Bila antum memilih demikian, antum memang akan merasa senang karena terbebas dari bau kotoran manusia dan merasakan kesegaran air laut. Atau mungkin antum bebas bermain dengan ikan-ikan dil lautan. Tapi sayangnya itu hanya sesaat. Bagaimana mungkin antum mampu berenang tanpa batas? Bagaimana bila hiu mendekat? Darimana datangnya minuman di kala haus dan makanan di kala lapar? Bagaimana jika badai menyapa? Bagaimana antum sanggup bertahan melewati dinginnya hawa malam hari?“

Pertanyaan demi pertanyaan yang menyeruak dari bibir sang musrifah menyesakkan dada si darisah. Ia tak sanggup menahan tangis atas kebodohannya. Atas pemikirannya yang sangat pendek. Atas terbersitnya keinginan untuk menghentikan langkahnya di jalan dakwah.

“Ana sadar ustadzah. Maafkan ana. InsyaAllah ana akan tetap istiqomah. Ana sadar bahwa dakwah membutuhkan keikhlasan dan pengorbanan yang tidak sedikit.“  Sang darisah berazzam di depan musrifah yang semakin ia hormati.

“Dan ingatlah ini selalu dik, jamaah ini adalah jamaah manusia. Mereka adalah kumpulan insan yang mempunyai banyak kelemahan. Tapi bukan itu yang seharusnya kita fokuskan hingga kita lupa masih teramat banyak kebaikan  yang mereka miliki. Mereka adalah pribadi-pribadi yang menyambut seruan Allah untuk berdakwah. Dengan begitu, mereka sedang berproses menjadi manusia terbaik pilihan Allah. Dan di mata Allah, belum tentu antum lebih baik dari mereka.
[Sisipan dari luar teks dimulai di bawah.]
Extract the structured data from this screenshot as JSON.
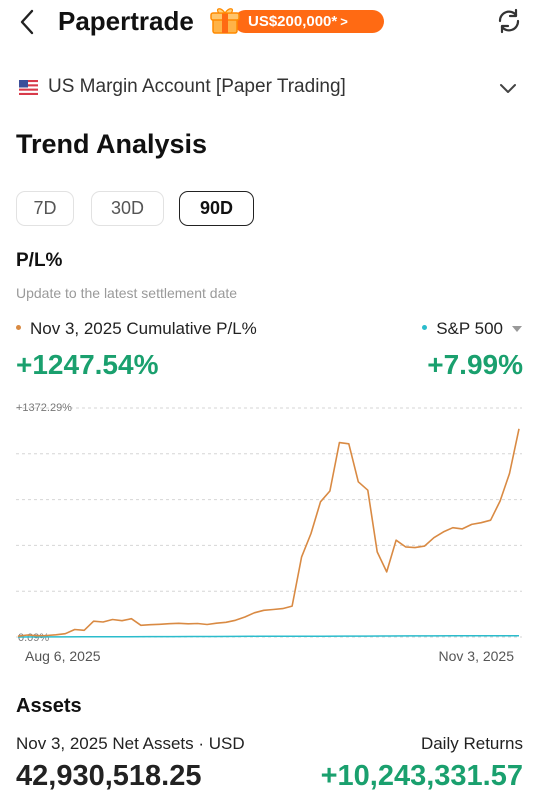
{
  "header": {
    "title": "Papertrade",
    "promo_text": "US$200,000*",
    "promo_chevron": ">"
  },
  "account": {
    "name": "US Margin Account [Paper Trading]"
  },
  "trend": {
    "title": "Trend Analysis",
    "tabs": [
      {
        "label": "7D",
        "active": false
      },
      {
        "label": "30D",
        "active": false
      },
      {
        "label": "90D",
        "active": true
      }
    ],
    "pl_label": "P/L%",
    "update_note": "Update to the latest settlement date",
    "legend_left": "Nov 3, 2025 Cumulative P/L%",
    "legend_right": "S&P 500",
    "value_left": "+1247.54%",
    "value_right": "+7.99%"
  },
  "colors": {
    "portfolio": "#d98a43",
    "benchmark": "#2bbccc",
    "positive": "#1aa06e",
    "promo": "#ff6a13"
  },
  "chart_data": {
    "type": "line",
    "y_top_label": "+1372.29%",
    "y_bottom_label": "0.09%",
    "x_start_label": "Aug 6, 2025",
    "x_end_label": "Nov 3, 2025",
    "ylim": [
      0.09,
      1372.29
    ],
    "grid": true,
    "series": [
      {
        "values": [
          5,
          12,
          8,
          9,
          13,
          20,
          45,
          40,
          95,
          90,
          105,
          98,
          110,
          70,
          74,
          76,
          80,
          82,
          79,
          81,
          75,
          83,
          88,
          100,
          120,
          145,
          160,
          165,
          170,
          185,
          480,
          620,
          810,
          875,
          1165,
          1158,
          930,
          880,
          510,
          390,
          580,
          540,
          536,
          545,
          595,
          630,
          655,
          648,
          675,
          685,
          700,
          815,
          980,
          1247.54
        ]
      },
      {
        "values": [
          0.09,
          0.5,
          0.8,
          1.2,
          1.5,
          1.8,
          2.2,
          2.6,
          3.0,
          3.2,
          3.6,
          4.0,
          4.3,
          4.6,
          5.0,
          5.4,
          5.6,
          6.0,
          6.4,
          6.8,
          7.1,
          7.4,
          7.7,
          7.99
        ]
      }
    ]
  },
  "assets": {
    "title": "Assets",
    "net_label": "Nov 3, 2025 Net Assets · USD",
    "net_value": "42,930,518.25",
    "daily_label": "Daily Returns",
    "daily_value": "+10,243,331.57"
  }
}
Futur, mundur, kecewa, atau bahkan berpaling menjadi lawan bukanlah jalan yang masuk akal. Apabila setiap ketidak-sepakatan selalu disikapi dengan jalan demikian, maka kapankan dakwah ini mampu berjalan dengan baik?

Adik, kita bukan sekedar pengamat yang hanya bisa berkomentar panjang lebar tanpa memperhatikan solusi. Atau hanya pandai menuding-nuding sebuah kesalahan. Kita adalah da’i yang beraktifitas amar ma’ruf nahi munkar. Betul?“

“Ana mengerti ustadzah. Tapi bagaimana ana mampu memperbaiki organisasi dakwah dengan kapasitas ana yang lemah ini?“ Sang darisah melontarkan pertanyaan konstruktif. Pertanyaan yang dapat membangun dakwah. Pertanyaan yang muncul melalui kepeduliaannya terhadap dakwah.

“Siapa bilang kapasitas antum lemah? Apakah Allah mewahyukan begitu kepada antum? Semua manusia mempunyai kapasitas berbeda-beda, namun tak ada yang mampu memastikan secara tepat yang satu lebih baik daripada lainnya.

Bekerjalah dengan ikhlas. Berilah thausiyah dalam kebenaran, kesabaran, dan kasih sayang kepada semua yang terlibat dalam organisasi itu, sebab nasehat adalah harta bagi orang yang beriman. Jika terdapat isyu atau gosip, tutuplah telinga antum dan segera bertaubat. Singkirkan segala ghil (dengki, benci, iri hati) antum terhadap saudara antum sendiri. Dengan itulah, Bilal yang mantan budak menemui mulianya.“


Percikan ini saya dapatkan dari sebuah grup yang berisikan para pejuang syariah dan khilafah. Percikan yang insyaAllah semakin meneguhkan perjuangan untuk tetap berputar bersama jama’ah dalam mengarungi lautan dakwah yang tak pernah tenang. Futur, mundur, dan melawan arus bukanlah logika dan tindakan rasional seorang hamba yang amat terobsesi dengan syurga. Jelas. Istiqomah merupakan harga yang tak ternilai, maka menjaganya haruslah hati-hati. Oleh karenanya, aktivitas dakwah mesti ditekuni dengan serius ditopang dengan usaha yang sedikit lebih keras. Dengan pengorbanan yang sedikit lebih besar. Penantian yang sedikit lebih sabar. Serta mata yang senantiasa melihat dengan keyakinan bahwa syurga sudah dalam dekapan.